Tuesday, June 17, 2008

Graduate Quantum Mechanics Reform

So I've written a bit on revamping the undergraduate physics laboratory. I believe that many, if not most, of the studies on better teaching and presentation methods have been directed at introductory college, undergraduates, and high school students. We don't hear much about graduate programs that need revamping. I suppose one assume that students at that advanced level can mostly learn on their own even with unequipped instructors and teaching methods that aren't well-developed.

So it is a breath of fresh air that I came across this preprint that actually talked about reforming how graduate level QM is taught.

Abstract: We address four main areas in which graduate quantum mechanics education in the U.S. can be improved: course content; textbook; teaching methods; and assessment tools. We report on a three year longitudinal study at the Colorado School of Mines using innovations in all four of these areas. In particular, we have modified the content of the course to reflect progress in the field in the last 50 years, use modern textbooks that include such content, incorporate a variety of teaching techniques based on physics education research, and used a variety of assessment tools to study the effectiveness of these reforms. We present a new assessment tool, the Graduate Quantum Mechanics Conceptual Survey, and further testing of a previously developed assessment tool, the Quantum Mechanics Conceptual Survey (QMCS). We find that graduate students respond well to research-based techniques that have previously been tested mainly in introductory courses, and that they learn a great deal of the new content introduced in each version of the course. We also find that students' ability to answer conceptual questions about graduate quantum mechanics is highly correlated with their ability to solve calculational problems on the same topics. On the other hand, we find that students' understanding of basic undergraduate quantum mechanics concepts at the modern physics level is not improved by instruction at the graduate level.

It's an interesting reading, and I've gone through it only quickly. I plan on reading it some more when I have the time. In the meantime, why don't you take a whack at it? :)



Kent Leung said...

Graduate QM *shudder*. Why did you have to bring back the nightmares ZapperZ??!?!

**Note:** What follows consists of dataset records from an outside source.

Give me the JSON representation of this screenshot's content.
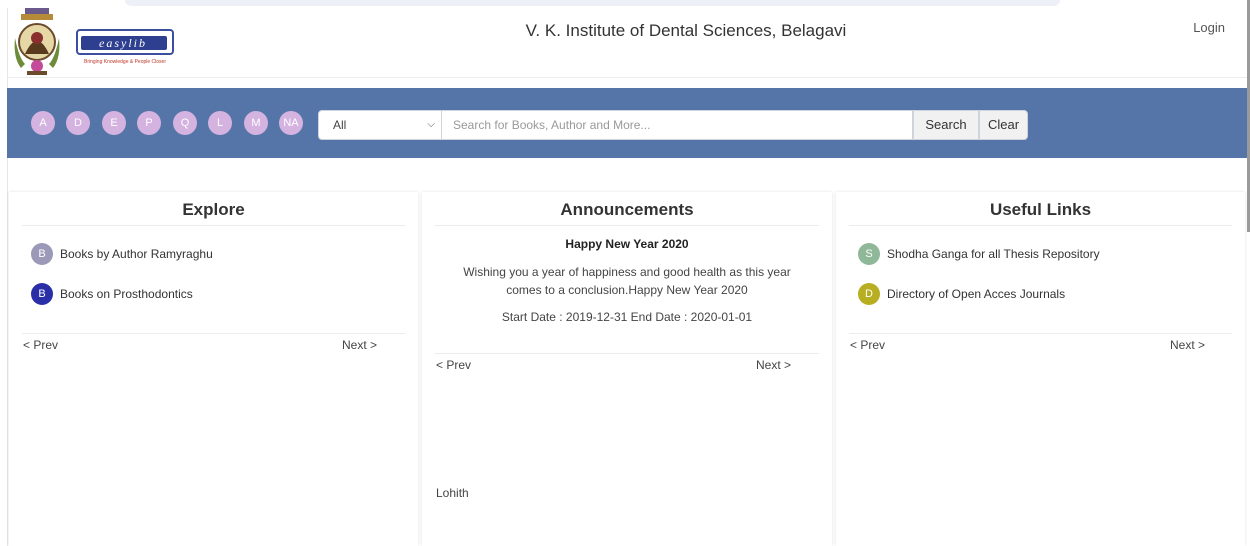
{
  "header": {
    "title": "V. K. Institute of Dental Sciences, Belagavi",
    "login_label": "Login",
    "logo_text": "easylib",
    "logo_tagline": "Bringing Knowledge & People Closer"
  },
  "searchbar": {
    "letters": [
      "A",
      "D",
      "E",
      "P",
      "Q",
      "L",
      "M",
      "NA"
    ],
    "category_selected": "All",
    "search_placeholder": "Search for Books, Author and More...",
    "search_label": "Search",
    "clear_label": "Clear"
  },
  "explore": {
    "title": "Explore",
    "items": [
      {
        "badge": "B",
        "label": "Books by Author Ramyraghu",
        "color": "#9b99b8"
      },
      {
        "badge": "B",
        "label": "Books on Prosthodontics",
        "color": "#2a2fa8"
      }
    ],
    "prev_label": "< Prev",
    "next_label": "Next >"
  },
  "announcements": {
    "title": "Announcements",
    "item_title": "Happy New Year 2020",
    "item_body": "Wishing you a year of happiness and good health as this year comes to a conclusion.Happy New Year 2020",
    "item_dates": "Start Date : 2019-12-31 End Date : 2020-01-01",
    "prev_label": "< Prev",
    "next_label": "Next >",
    "author": "Lohith"
  },
  "useful_links": {
    "title": "Useful Links",
    "items": [
      {
        "badge": "S",
        "label": "Shodha Ganga for all Thesis Repository",
        "color": "#8fb899"
      },
      {
        "badge": "D",
        "label": "Directory of Open Acces Journals",
        "color": "#b7ae22"
      }
    ],
    "prev_label": "< Prev",
    "next_label": "Next >"
  },
  "colors": {
    "search_band": "#5575a8",
    "alpha_button": "#d4b3e0"
  }
}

Before I started learning QM in Dirac Notation, I have to say that when always dealing with the complete wavefunctions, the math was quite intimidating. Dirac notation is so much more intuitive for learning. Oh a good textbook helps as well. Mandle sucks. Sakurai rocks!

Doug Natelson said...

Thanks for pointing this out. Many many departments have problems with graduate quantum - it often ends up being largely a review for well-prepared students, and simultaneously baffling to poorly-prepared students.